Penny Stocks – A Simple Definition for Beginners

Essentially, a penny stock is one that trades for pennies. It can be an extremely volatile market, as investors expect a large return for a small amount of input. These types of stocks lack liquidity, have limited following and disclosure, small capitalization and also have large bid-ask spreads. However if you do it right, you can reap the rewards and they tend to be traded over the counter, using pink sheets and OTCBB. Penny stocks are usually traded outside of the major market exchanges, due to the small amounts that they trade with and it takes a lot of research and education in the subject to really become knowledgeable about them.

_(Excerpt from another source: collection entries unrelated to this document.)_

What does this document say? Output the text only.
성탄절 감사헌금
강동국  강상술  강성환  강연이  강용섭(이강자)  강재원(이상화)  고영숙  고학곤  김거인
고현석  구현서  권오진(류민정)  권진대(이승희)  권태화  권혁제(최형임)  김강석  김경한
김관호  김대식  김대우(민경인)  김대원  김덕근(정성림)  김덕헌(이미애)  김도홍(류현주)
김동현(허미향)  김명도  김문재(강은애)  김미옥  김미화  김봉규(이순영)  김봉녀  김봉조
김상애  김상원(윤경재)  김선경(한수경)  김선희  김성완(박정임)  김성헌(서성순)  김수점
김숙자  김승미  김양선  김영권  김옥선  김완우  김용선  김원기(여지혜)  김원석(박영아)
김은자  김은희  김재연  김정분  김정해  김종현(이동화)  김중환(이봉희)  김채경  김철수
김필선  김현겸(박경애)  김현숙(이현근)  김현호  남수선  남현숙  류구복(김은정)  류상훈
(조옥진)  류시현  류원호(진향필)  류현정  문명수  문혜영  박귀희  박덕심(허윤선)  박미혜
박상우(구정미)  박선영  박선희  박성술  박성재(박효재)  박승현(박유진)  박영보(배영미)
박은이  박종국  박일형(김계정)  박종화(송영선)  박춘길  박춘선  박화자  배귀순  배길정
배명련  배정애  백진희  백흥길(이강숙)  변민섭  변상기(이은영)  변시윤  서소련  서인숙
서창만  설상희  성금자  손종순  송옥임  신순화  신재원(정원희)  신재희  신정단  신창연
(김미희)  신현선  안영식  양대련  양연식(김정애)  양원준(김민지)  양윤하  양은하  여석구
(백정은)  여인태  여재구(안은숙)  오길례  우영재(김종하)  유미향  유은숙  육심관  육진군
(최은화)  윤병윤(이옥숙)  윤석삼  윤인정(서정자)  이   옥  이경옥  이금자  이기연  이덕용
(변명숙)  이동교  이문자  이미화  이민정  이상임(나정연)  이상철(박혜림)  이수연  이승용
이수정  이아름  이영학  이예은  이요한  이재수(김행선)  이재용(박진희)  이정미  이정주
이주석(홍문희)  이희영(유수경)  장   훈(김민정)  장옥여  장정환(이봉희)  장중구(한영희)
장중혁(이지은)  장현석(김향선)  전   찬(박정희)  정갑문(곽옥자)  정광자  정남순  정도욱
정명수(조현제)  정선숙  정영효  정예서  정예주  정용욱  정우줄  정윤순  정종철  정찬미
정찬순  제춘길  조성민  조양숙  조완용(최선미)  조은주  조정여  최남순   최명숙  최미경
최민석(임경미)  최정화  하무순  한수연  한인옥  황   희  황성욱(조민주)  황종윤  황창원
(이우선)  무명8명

In some countries, penny stocks are also known as cent stock. While there is really no definition of the penny stock that is accepted all over the world, the definition above is pretty standard. Many people put money into penny stocks, as well as other opportunities such as Bullion Vault. With any investment opportunity, it is important to make sure that you have as many facts as possible before making a decision. If you get it right, there can be good rewards, however it is definitely worth making sure that the opposite does not happen.

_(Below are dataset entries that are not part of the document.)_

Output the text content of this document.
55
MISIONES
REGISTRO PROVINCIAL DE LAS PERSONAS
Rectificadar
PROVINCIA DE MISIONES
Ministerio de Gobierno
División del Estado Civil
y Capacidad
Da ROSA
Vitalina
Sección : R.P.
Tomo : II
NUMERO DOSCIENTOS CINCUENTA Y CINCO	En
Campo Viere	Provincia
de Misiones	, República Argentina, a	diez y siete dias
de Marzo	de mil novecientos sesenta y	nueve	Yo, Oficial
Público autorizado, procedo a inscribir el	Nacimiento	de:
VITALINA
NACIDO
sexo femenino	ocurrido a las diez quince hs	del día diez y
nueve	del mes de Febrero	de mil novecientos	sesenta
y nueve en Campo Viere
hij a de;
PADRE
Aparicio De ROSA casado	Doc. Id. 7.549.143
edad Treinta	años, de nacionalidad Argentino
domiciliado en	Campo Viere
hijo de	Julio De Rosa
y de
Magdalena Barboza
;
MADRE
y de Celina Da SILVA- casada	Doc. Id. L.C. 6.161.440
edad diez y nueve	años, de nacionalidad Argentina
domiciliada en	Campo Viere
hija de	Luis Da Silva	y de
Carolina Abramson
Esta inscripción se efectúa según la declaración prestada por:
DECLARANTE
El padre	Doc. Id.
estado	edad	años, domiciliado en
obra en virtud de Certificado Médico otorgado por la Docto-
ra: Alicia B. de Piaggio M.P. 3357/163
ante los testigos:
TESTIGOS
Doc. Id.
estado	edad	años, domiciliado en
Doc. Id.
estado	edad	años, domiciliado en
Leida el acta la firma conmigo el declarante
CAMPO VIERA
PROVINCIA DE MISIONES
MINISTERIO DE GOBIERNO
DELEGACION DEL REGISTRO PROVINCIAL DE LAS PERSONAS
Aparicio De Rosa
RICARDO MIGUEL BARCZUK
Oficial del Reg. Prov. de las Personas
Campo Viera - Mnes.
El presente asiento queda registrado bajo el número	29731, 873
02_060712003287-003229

The OTCBB, or the OTC Bulletin Board provides over-the-counter equity securities and services to their members. To become a member, you must subscribe and then you can enjoy all the benefits that will be available to you. The equity securities that the OTCBB provides, are not available on the NASDAQ or national stock exchange, so are therefore unique to subscribing customers. Penny stocks tend to have limited listing requirements and not very many regulatory and fulling standards. They usually belong to small companies with speculative shares that are not liquid.